Die Einigung zwischen CDU und CSU  ist leider nur eine Botschaft an die Parteigänger und Anhänger der Union: Seht her, wir sind regierungsfähig. Es ist aber auch eine Botschaft an die beiden kleineren Parteien FDP und Grüne, die als einzige mögliche Partner für eine Bundesregierung dastehen.

Dieser Regierungsstil unter Kanzlerin Merkel funktioniert unter Politikprofis. Nach den Einbrüchen für die etablierten Parteien bei der Bundestagswahl sorgen aber solche Ergebnisse erneut dafür, dass sich Wähler nicht ernst genommen fühlen und denken, dass die Probleme in ihrem Alltag drittrangig sind. Das gilt für die knappen Ressourcen in vielen Kitas und Schulen ebenso wie für die Wohnungsnot in größeren Städten. Die Situation wird durch die neu Zugewanderten nicht einfacher – vor allem für jene, die wenig Geld haben. 
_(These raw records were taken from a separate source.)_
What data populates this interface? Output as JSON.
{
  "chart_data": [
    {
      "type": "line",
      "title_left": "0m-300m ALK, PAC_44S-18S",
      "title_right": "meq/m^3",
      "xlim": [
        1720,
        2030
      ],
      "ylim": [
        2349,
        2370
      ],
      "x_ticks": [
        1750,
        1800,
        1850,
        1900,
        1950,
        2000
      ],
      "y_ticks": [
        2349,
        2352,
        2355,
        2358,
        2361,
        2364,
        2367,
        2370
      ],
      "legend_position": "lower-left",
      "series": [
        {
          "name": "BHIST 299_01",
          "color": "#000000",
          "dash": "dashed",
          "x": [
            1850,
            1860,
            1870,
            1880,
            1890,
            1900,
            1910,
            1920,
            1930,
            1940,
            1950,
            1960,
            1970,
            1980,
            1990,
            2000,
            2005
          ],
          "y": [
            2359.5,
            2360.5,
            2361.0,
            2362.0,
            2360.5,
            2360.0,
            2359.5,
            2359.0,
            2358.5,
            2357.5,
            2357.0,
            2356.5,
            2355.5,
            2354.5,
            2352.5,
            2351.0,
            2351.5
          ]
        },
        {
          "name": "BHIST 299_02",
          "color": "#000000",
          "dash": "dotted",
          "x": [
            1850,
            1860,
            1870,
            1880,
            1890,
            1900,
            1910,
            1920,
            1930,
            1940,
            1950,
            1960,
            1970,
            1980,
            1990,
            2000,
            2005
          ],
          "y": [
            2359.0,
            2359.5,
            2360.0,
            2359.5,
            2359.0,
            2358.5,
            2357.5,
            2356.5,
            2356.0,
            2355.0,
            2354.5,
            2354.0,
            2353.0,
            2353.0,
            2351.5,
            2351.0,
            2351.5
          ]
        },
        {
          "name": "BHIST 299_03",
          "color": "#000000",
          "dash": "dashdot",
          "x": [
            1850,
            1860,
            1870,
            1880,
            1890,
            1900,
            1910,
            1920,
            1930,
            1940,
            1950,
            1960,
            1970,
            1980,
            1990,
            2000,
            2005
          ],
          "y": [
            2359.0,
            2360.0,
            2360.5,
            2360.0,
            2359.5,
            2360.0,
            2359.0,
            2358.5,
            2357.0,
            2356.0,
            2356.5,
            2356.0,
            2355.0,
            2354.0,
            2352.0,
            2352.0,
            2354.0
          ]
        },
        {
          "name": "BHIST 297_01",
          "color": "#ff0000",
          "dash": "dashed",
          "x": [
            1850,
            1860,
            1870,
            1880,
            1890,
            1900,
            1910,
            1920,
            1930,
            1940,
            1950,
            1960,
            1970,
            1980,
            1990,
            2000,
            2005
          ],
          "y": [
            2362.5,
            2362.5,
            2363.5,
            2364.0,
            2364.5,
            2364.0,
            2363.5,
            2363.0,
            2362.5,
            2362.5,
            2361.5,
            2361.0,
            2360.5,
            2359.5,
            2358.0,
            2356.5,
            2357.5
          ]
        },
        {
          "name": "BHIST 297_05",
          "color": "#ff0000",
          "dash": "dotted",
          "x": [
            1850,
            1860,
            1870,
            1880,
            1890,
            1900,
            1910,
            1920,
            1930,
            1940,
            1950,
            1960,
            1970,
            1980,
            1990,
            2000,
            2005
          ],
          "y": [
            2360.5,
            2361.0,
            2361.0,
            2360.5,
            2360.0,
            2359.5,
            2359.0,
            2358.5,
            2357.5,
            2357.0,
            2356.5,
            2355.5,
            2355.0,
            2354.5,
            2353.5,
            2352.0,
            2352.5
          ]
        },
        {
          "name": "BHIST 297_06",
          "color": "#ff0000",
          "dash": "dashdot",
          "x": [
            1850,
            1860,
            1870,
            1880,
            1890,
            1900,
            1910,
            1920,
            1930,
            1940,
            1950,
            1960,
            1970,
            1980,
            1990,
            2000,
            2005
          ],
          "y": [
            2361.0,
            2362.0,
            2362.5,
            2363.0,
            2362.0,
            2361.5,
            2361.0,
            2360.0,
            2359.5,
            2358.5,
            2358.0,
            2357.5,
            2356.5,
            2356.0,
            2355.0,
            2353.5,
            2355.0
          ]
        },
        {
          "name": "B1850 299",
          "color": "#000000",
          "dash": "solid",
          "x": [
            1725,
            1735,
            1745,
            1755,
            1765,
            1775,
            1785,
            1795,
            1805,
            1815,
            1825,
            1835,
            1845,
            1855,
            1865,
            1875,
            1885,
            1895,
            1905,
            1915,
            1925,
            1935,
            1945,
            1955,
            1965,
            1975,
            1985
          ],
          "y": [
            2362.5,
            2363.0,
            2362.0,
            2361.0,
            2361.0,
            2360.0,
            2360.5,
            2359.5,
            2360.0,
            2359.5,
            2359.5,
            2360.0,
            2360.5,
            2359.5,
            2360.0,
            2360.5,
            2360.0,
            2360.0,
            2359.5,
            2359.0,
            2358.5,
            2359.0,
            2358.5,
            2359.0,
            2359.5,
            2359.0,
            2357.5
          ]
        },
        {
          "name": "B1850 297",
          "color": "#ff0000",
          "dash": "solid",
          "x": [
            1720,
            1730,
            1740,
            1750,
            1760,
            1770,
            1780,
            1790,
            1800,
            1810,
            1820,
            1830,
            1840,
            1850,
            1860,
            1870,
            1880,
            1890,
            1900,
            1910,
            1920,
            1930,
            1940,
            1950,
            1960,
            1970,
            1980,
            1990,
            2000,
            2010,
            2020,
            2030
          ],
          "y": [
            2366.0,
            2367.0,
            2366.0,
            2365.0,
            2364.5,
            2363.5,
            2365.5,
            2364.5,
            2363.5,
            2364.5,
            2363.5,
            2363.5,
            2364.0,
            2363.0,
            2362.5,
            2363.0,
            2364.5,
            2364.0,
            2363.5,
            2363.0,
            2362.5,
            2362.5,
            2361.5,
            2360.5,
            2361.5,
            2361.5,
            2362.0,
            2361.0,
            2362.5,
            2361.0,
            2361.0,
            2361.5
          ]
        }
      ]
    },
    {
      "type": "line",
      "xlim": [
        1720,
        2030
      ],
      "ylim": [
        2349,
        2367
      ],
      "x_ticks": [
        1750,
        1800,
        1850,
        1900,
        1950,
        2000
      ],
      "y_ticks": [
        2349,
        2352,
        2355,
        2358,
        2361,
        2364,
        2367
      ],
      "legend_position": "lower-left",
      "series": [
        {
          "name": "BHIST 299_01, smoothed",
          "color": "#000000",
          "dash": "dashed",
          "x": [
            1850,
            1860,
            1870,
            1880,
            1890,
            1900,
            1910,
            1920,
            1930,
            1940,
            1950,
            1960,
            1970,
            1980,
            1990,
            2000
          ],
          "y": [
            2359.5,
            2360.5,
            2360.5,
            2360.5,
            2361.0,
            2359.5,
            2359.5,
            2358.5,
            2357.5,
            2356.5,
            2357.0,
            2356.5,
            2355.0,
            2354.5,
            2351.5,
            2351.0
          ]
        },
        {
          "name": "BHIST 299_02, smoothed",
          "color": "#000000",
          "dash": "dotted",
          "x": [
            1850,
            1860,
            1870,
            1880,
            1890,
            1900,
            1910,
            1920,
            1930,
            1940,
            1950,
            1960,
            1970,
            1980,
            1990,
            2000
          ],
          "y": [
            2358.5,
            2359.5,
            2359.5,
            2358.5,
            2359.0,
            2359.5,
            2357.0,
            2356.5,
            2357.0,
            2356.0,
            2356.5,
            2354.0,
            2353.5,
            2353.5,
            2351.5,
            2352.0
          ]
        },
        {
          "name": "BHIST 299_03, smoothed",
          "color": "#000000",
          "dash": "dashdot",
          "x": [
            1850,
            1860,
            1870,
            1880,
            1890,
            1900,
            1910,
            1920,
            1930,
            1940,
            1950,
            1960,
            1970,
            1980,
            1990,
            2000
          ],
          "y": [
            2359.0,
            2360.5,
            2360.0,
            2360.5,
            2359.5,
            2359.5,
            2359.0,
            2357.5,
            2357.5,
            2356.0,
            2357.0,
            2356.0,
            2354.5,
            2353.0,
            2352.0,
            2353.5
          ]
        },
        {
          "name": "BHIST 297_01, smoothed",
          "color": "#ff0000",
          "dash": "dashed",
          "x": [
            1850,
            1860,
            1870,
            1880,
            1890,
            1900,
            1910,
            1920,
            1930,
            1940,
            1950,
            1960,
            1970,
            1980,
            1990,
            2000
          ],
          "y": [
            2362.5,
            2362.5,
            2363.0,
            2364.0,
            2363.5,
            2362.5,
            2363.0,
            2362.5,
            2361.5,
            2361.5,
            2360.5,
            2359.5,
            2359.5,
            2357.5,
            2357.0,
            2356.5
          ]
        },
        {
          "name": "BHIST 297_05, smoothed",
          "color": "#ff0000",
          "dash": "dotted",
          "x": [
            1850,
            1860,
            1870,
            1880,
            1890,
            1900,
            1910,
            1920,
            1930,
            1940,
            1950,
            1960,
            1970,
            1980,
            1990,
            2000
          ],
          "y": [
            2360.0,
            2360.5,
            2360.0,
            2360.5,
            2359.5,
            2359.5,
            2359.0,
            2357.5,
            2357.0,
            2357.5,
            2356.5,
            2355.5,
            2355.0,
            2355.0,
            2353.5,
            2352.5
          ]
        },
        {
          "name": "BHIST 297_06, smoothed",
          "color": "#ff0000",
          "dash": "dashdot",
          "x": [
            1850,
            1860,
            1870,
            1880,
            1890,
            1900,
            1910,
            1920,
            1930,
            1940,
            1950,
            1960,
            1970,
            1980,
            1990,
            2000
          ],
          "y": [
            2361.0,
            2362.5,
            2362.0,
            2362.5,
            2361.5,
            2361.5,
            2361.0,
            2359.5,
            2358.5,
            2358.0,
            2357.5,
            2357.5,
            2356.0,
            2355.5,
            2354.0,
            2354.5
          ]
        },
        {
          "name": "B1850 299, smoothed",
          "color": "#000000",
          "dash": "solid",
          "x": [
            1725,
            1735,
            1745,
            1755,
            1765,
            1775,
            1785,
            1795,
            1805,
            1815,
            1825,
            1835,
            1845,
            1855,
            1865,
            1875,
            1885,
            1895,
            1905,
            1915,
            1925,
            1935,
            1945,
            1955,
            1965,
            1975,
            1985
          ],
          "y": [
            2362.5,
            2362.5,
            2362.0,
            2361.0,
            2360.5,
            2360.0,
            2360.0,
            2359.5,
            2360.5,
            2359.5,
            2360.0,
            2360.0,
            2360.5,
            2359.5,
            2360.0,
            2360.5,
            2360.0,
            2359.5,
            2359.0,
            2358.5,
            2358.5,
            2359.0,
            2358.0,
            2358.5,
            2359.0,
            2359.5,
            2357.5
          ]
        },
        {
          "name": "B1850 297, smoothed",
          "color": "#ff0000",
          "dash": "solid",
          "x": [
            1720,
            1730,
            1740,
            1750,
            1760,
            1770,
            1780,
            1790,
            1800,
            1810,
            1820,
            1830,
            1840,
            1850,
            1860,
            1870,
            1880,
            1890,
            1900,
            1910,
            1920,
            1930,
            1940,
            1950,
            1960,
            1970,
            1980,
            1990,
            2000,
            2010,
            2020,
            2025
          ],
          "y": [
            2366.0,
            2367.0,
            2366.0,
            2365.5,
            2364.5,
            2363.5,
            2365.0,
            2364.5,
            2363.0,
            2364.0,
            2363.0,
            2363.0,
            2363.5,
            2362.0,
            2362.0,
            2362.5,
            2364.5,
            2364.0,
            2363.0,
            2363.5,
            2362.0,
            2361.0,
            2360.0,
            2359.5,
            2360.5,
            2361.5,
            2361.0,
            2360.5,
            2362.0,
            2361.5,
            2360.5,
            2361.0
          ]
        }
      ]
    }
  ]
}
Angela Merkel und Horst Seehofer haben einmal mehr taktische Politik betrieben, ohne erkennen zu lassen, was sie tatsächlich bewegen wollen und was das für die Gesellschaft bedeutet. Sie haben einen klapprigen Kompromiss ausgehandelt, der Obergrenze meint, aber keine entsprechenden Schritte dazu festzurrt und sie im nächsten Moment dadurch hinfällig macht. Der Kompromiss funktioniert nur, wenn sich die Flüchtlinge daran halten. Das ist ungewiss, also spricht vieles dafür, dass Abschreckung und immer neue Abgrenzungen wiederkehrenden Streit in der nächsten Bundesregierung erzeugen.